Pemeriksaan penunjang yang dilakukan dapat berupa foto polos leher dan dada, yang mana sering memberikan gambaran pembengkakan jaringan lunak, adanya gas, dan penyempitan jalan napas.(3) Pemeriksaan CT-Scan memberikan gambaran pembengkakan jaringan lunak, adanya gas, akumulasi cairan, dan juga dapat sangat membantu untuk memutuskan kapan dibutuhkannya pernapasan bantuan.(3,4) Selain itu foto panoramik rahang dapat membantu untuk menentukan tempat fokal infeksinya.(3)

Pemeriksaan Penunjang.

- Pemeriksaan Laboratorium darah tampak leukositosis yang mengindikasikan adanya infeksi akut. Pemeriksaan waktu bekuan darah penting untuk dilakukan tindakan insisi drainase.

- Pemeriksaan kultur dan sensitivitas untuk menentukan pemilihan antibiotik dalam terapi.

- Foto x-ray posisi lateral untuk mengidentifikasi adanya pembengkakan jaringan lunak dan menyingkirkan kemungkinan penyebab lain adanya obstruksi jalan nafas.

- Foto panoramik berguna untuk mengidentifikasi lokasi abses serta struktur tulang yang terlibat infeksi.

- CT-scan

8. DIAGNOSIS BANDING

Diagnosa banding dari angina Ludwig adalah : karsinoma lingua, sublingual hematoma, abses glandula salivatorius, limfadenitis, dan peritonsilar abses.(3)

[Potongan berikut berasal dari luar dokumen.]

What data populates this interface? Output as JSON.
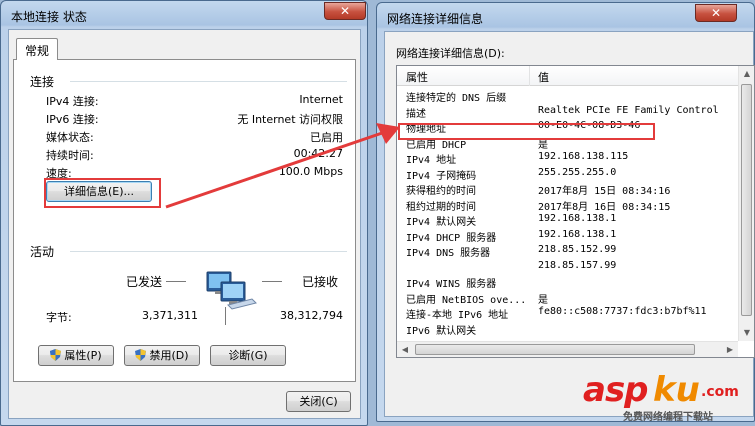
{
  "status_window": {
    "title": "本地连接 状态",
    "close_label": "✕",
    "tab_label": "常规",
    "connection_section": "连接",
    "rows": [
      {
        "label": "IPv4 连接:",
        "value": "Internet"
      },
      {
        "label": "IPv6 连接:",
        "value": "无 Internet 访问权限"
      },
      {
        "label": "媒体状态:",
        "value": "已启用"
      },
      {
        "label": "持续时间:",
        "value": "00:42:27"
      },
      {
        "label": "速度:",
        "value": "100.0 Mbps"
      }
    ],
    "details_button": "详细信息(E)...",
    "activity_section": "活动",
    "sent_label": "已发送",
    "received_label": "已接收",
    "bytes_label": "字节:",
    "bytes_sent": "3,371,311",
    "bytes_received": "38,312,794",
    "properties_button": "属性(P)",
    "disable_button": "禁用(D)",
    "diagnose_button": "诊断(G)",
    "close_button": "关闭(C)"
  },
  "details_window": {
    "title": "网络连接详细信息",
    "close_label": "✕",
    "list_label": "网络连接详细信息(D):",
    "col_property": "属性",
    "col_value": "值",
    "rows": [
      {
        "property": "连接特定的 DNS 后缀",
        "value": ""
      },
      {
        "property": "描述",
        "value": "Realtek PCIe FE Family Control"
      },
      {
        "property": "物理地址",
        "value": "00-E0-4C-08-D3-46"
      },
      {
        "property": "已启用 DHCP",
        "value": "是"
      },
      {
        "property": "IPv4 地址",
        "value": "192.168.138.115"
      },
      {
        "property": "IPv4 子网掩码",
        "value": "255.255.255.0"
      },
      {
        "property": "获得租约的时间",
        "value": "2017年8月 15日 08:34:16"
      },
      {
        "property": "租约过期的时间",
        "value": "2017年8月 16日 08:34:15"
      },
      {
        "property": "IPv4 默认网关",
        "value": "192.168.138.1"
      },
      {
        "property": "IPv4 DHCP 服务器",
        "value": "192.168.138.1"
      },
      {
        "property": "IPv4 DNS 服务器",
        "value": "218.85.152.99"
      },
      {
        "property": "",
        "value": "218.85.157.99"
      },
      {
        "property": "IPv4 WINS 服务器",
        "value": ""
      },
      {
        "property": "已启用 NetBIOS ove...",
        "value": "是"
      },
      {
        "property": "连接-本地 IPv6 地址",
        "value": "fe80::c508:7737:fdc3:b7bf%11"
      },
      {
        "property": "IPv6 默认网关",
        "value": ""
      }
    ]
  },
  "watermark": {
    "brand_a": "asp",
    "brand_b": "ku",
    "brand_c": ".com",
    "tagline": "免费网络编程下载站"
  },
  "colors": {
    "annotation_red": "#e33b3b",
    "brand_red": "#e02020",
    "brand_orange": "#f08a00"
  },
  "icons": {
    "network": "network-computers-icon",
    "shield": "uac-shield-icon"
  }
}
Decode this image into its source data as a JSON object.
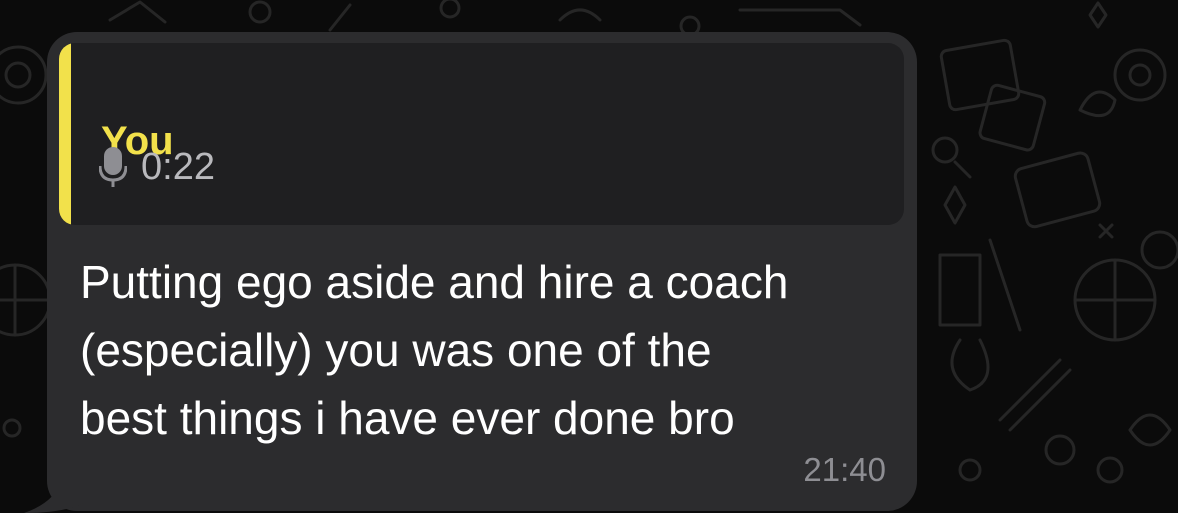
{
  "reply_quote": {
    "author": "You",
    "icon": "microphone-icon",
    "duration": "0:22",
    "accent_color": "#f2e14b"
  },
  "message": {
    "text": "Putting ego aside and hire a coach\n(especially) you was one of the\nbest things i have ever done bro",
    "time": "21:40",
    "bubble_color": "#2c2c2e"
  }
}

Untuk dapat menegakkan diagnosis Angina Ludwig ada empat kriteria yang dikemukakan oleh Grodinsky yaitu(1,3) :

1. Terjadi secara bilateral pada lebih dari satu rongga

2. Menghasilkan infiltrasi yang gangren-serosanguineous dengan atau tanpa pus

3. Mencakup fasia jaringan ikat dan otot namun tidak melibatkan kelenjar

4. Penyebaran secara perkontinuitatum dan bukan secara limfatik

9. PENATALAKSANAAN

Setelah diagnosis angina Ludwig ditegakkan, maka penanganan yang utama adalah menjamin jalan napas yang stabil melalui trakeostomi yang dilakukan dengan anastesi lokal.(1,3,4,9) Selain itu, untuk mengurangi pembengkakan mukosa dapat diberikan nebulisasi epinefrin.(3) Kemudian diberikan antibiotik dosis tinggi dan berspektrum luas secara intravena untuk organisme gram positif dan gram negatif, aerob maupun anaerob. Antibiotik yang diberikan sesuai dengan hasil kultur dan hasil sensitifitas pus.(1,3) Antibiotik yang diberikan misalnya penicillin-G dengan metronidazole, clindamicin, cefoxitin, piperacilin-tazobactam, amoksisilin-clavulanate.(3,4,13,14) Walaupun masih merupakan suatu kontroversial, tetapi pemberian dexamethason secara intravena untuk mengurangi edema pada jalan napas masih sering diterapkan.(3,4)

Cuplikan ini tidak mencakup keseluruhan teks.